Although stroke is a disease of the brain, it can affect the entire body. A common disability that results from stroke is complete paralysis on one side of the body, called hemiplegia. A related disability that is not as debilitating as paralysis is one-sided weakness or hemiparesis. Stroke may cause problems with thinking, awareness, attention, learning, judgment, and memory. Stroke survivors often have problems understanding or forming speech. A stroke can lead to emotional problems. Stroke patients may have difficulty controlling their emotions or may express inappropriate emotions. Many stroke patients experience depression. Stroke survivors may also have numbness or strange sensations. The pain is often worse in the hands and feet and is made worse by movement and temperature changes, especially cold temperatures.

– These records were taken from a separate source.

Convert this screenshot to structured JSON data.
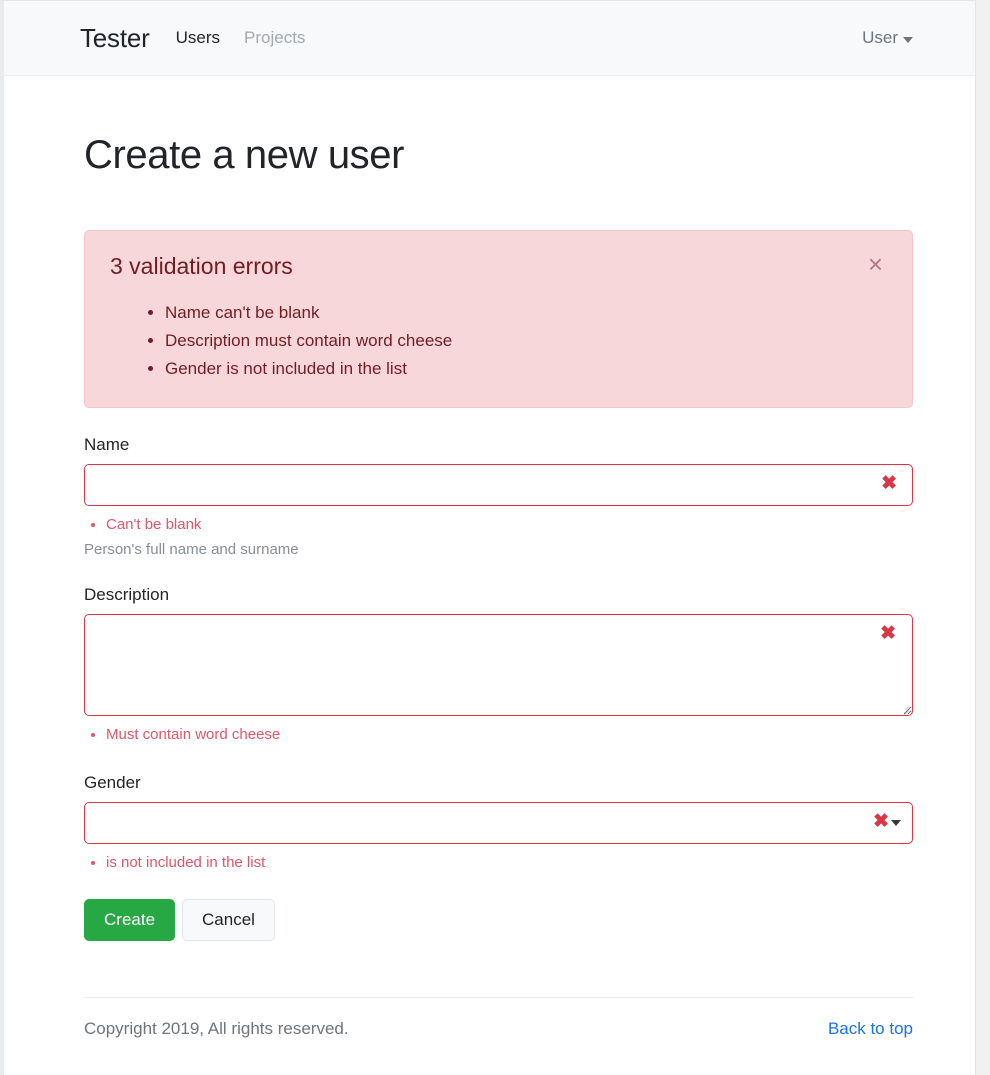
{
  "navbar": {
    "brand": "Tester",
    "links": [
      {
        "label": "Users",
        "state": "active"
      },
      {
        "label": "Projects",
        "state": "muted"
      }
    ],
    "user_menu": {
      "label": "User",
      "caret_icon": "caret-down-icon"
    }
  },
  "page": {
    "title": "Create a new user"
  },
  "alert": {
    "heading": "3 validation errors",
    "close_icon": "close-icon",
    "close_label": "×",
    "background_color": "#f8d7da",
    "text_color": "#721c24",
    "errors": [
      "Name can't be blank",
      "Description must contain word cheese",
      "Gender is not included in the list"
    ]
  },
  "form": {
    "name": {
      "label": "Name",
      "value": "",
      "placeholder": "",
      "invalid_icon": "invalid-x-icon",
      "invalid_mark": "✖",
      "errors": [
        "Can't be blank"
      ],
      "help": "Person's full name and surname"
    },
    "description": {
      "label": "Description",
      "value": "",
      "placeholder": "",
      "invalid_icon": "invalid-x-icon",
      "invalid_mark": "✖",
      "errors": [
        "Must contain word cheese"
      ],
      "resize_handle_icon": "resize-grip-icon"
    },
    "gender": {
      "label": "Gender",
      "value": "",
      "selected_option": "",
      "options": [
        ""
      ],
      "invalid_icon": "invalid-x-icon",
      "invalid_mark": "✖",
      "caret_icon": "caret-down-icon",
      "errors": [
        " is not included in the list"
      ]
    },
    "buttons": {
      "submit": "Create",
      "cancel": "Cancel",
      "submit_color": "#28a745"
    },
    "invalid_border_color": "#dc3545",
    "error_text_color": "#e0566a"
  },
  "footer": {
    "copyright": "Copyright 2019, All rights reserved.",
    "back_to_top": "Back to top",
    "link_color": "#1a73e8"
  }
}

In a healthy artery, the lining of the artery wall is smooth. This lets blood flow freely from the heart. (The heart is a pump. It sends oxygen-rich blood out through blood vessels called arteries.) The brain gets all the blood it needs to function well.
High blood pressure or other problems can roughen artery walls. This allows plaque to build up in the walls. Blood clots may also form on the plague. This can narrow the artery and limit blood flow.